All this year I've been feeling the way my daughter used to feel during her first summer as a toddler. "Ousside!" she used to announce first thing in the morning. She just wanted to be outside. That's where things were likely to happen: beetles to find, and dogs to chase, and puddles to jump in. And that's how I have felt over the past 1.5 years. In summer I sat on my terrace, and in autumn and spring I sat in the yard. I walked to the store almost daily, biked a little, and ran my twenty miles a week.

In June 2021, though, I broke my arm and cut open my chin in a biking accident. I don't blame myself -- the road into town was crowded with traffic, and the car in front of me slammed on its brakes in a sudden decision to turn into a parking lot. I slammed on my brakes too -- and took a flying dismount onto the pavement. I keep reminding myself that I was lucky: I didn't break my nose, my teeth, a joint. I didn't need surgery or even a cast on my arm. My chin healed up pretty quickly and the scar is not very noticeable. My arm still hurts, but it's getting there.

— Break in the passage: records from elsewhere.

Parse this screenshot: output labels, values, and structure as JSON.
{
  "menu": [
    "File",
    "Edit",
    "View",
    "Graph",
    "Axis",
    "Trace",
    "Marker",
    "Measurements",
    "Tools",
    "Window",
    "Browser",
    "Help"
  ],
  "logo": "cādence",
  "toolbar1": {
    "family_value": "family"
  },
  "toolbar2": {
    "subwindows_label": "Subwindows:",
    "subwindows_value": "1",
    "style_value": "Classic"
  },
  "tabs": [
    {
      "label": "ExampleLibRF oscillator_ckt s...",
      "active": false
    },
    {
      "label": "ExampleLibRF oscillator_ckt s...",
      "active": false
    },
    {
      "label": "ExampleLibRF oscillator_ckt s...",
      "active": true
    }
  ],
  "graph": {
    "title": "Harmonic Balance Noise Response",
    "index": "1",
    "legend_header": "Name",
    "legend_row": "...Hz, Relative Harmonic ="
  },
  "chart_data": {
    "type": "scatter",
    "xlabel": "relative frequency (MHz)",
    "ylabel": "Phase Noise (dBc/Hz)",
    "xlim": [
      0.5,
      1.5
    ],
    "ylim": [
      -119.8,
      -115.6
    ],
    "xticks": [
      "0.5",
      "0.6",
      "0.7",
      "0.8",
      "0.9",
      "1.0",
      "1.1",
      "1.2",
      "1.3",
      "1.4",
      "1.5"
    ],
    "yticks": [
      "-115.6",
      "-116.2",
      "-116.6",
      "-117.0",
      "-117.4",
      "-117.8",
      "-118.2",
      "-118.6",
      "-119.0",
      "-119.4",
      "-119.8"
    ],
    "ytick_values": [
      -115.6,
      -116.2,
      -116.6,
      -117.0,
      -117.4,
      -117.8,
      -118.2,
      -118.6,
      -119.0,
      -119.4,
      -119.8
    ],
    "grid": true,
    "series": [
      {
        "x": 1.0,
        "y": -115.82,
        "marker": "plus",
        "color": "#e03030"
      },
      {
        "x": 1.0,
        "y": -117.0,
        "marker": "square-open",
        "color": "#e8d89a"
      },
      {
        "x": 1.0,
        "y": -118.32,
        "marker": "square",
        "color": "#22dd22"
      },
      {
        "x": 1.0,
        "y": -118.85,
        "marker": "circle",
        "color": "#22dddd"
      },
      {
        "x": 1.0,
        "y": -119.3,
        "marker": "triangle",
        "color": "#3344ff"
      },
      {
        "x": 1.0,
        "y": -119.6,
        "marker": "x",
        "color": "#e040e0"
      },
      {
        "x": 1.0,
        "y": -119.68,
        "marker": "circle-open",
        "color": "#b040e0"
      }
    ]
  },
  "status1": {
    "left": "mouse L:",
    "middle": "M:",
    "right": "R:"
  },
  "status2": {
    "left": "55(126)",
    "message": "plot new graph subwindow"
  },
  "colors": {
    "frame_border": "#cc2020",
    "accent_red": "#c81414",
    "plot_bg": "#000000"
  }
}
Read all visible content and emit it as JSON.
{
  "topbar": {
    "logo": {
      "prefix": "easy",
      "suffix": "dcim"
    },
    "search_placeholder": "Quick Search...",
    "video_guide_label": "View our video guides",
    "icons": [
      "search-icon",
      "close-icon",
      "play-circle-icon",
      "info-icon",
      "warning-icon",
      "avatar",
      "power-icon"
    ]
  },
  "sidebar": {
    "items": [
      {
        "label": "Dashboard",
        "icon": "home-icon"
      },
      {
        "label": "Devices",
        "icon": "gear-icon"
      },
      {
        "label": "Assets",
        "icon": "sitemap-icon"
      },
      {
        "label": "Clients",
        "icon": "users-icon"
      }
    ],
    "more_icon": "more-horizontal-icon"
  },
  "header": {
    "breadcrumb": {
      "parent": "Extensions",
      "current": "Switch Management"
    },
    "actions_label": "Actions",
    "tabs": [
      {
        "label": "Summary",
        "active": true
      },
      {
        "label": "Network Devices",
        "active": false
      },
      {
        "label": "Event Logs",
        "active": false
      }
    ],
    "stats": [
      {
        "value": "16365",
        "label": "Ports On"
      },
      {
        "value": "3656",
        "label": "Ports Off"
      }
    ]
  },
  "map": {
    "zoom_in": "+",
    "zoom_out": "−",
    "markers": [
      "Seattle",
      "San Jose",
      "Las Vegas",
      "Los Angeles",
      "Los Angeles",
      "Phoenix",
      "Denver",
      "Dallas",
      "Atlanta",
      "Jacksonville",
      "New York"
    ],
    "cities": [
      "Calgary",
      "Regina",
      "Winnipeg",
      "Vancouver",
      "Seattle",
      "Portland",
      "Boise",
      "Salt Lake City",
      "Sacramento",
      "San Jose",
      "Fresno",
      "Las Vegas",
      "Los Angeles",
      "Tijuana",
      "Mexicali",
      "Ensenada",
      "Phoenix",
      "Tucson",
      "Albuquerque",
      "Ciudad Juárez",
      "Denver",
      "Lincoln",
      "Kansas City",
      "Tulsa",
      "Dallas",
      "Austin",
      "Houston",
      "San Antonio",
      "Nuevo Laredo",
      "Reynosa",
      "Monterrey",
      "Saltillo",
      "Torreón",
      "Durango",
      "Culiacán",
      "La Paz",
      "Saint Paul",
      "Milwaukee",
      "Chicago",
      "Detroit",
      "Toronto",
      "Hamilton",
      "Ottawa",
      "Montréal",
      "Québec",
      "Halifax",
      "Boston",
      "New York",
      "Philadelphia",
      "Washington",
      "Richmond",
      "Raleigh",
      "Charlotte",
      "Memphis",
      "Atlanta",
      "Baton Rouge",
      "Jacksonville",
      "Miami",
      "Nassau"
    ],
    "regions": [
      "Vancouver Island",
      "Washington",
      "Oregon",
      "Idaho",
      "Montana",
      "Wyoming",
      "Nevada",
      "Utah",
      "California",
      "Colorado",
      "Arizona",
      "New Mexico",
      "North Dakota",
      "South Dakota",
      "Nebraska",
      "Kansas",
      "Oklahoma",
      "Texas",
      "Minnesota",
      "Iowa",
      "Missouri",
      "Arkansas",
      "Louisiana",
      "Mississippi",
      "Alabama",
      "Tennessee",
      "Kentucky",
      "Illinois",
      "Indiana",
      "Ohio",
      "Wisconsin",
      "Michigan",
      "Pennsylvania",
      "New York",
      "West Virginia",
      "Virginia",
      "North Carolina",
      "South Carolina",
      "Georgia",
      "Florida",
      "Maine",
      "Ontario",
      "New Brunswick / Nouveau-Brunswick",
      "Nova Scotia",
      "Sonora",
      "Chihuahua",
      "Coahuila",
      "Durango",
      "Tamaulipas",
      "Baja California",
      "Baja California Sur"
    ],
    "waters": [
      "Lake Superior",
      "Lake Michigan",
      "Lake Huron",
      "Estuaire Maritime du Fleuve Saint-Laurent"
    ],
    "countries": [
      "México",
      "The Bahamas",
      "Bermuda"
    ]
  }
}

And this caused a natural end to my 20 mile a week year. 

Will I try that routine again? Maybe. It felt good, and it kept me sane. I wasn't particularly lonely, which tells us a lot about me, and I had no interest in increasing my distance. (Okay, I'm ready for another half marathon -- was scheduled to do one just six days after my accident. And I'm signed up for Thanksgiving. So we'll see.) But no marathon dreams, and I'm just as happy to have been grounded this summer. 

Obsession is good, when it can be channeled. I imagine life without obsession would be better. But I won't be able to get there in this lifetime, I don't think, so I'll just muddle along in my own way.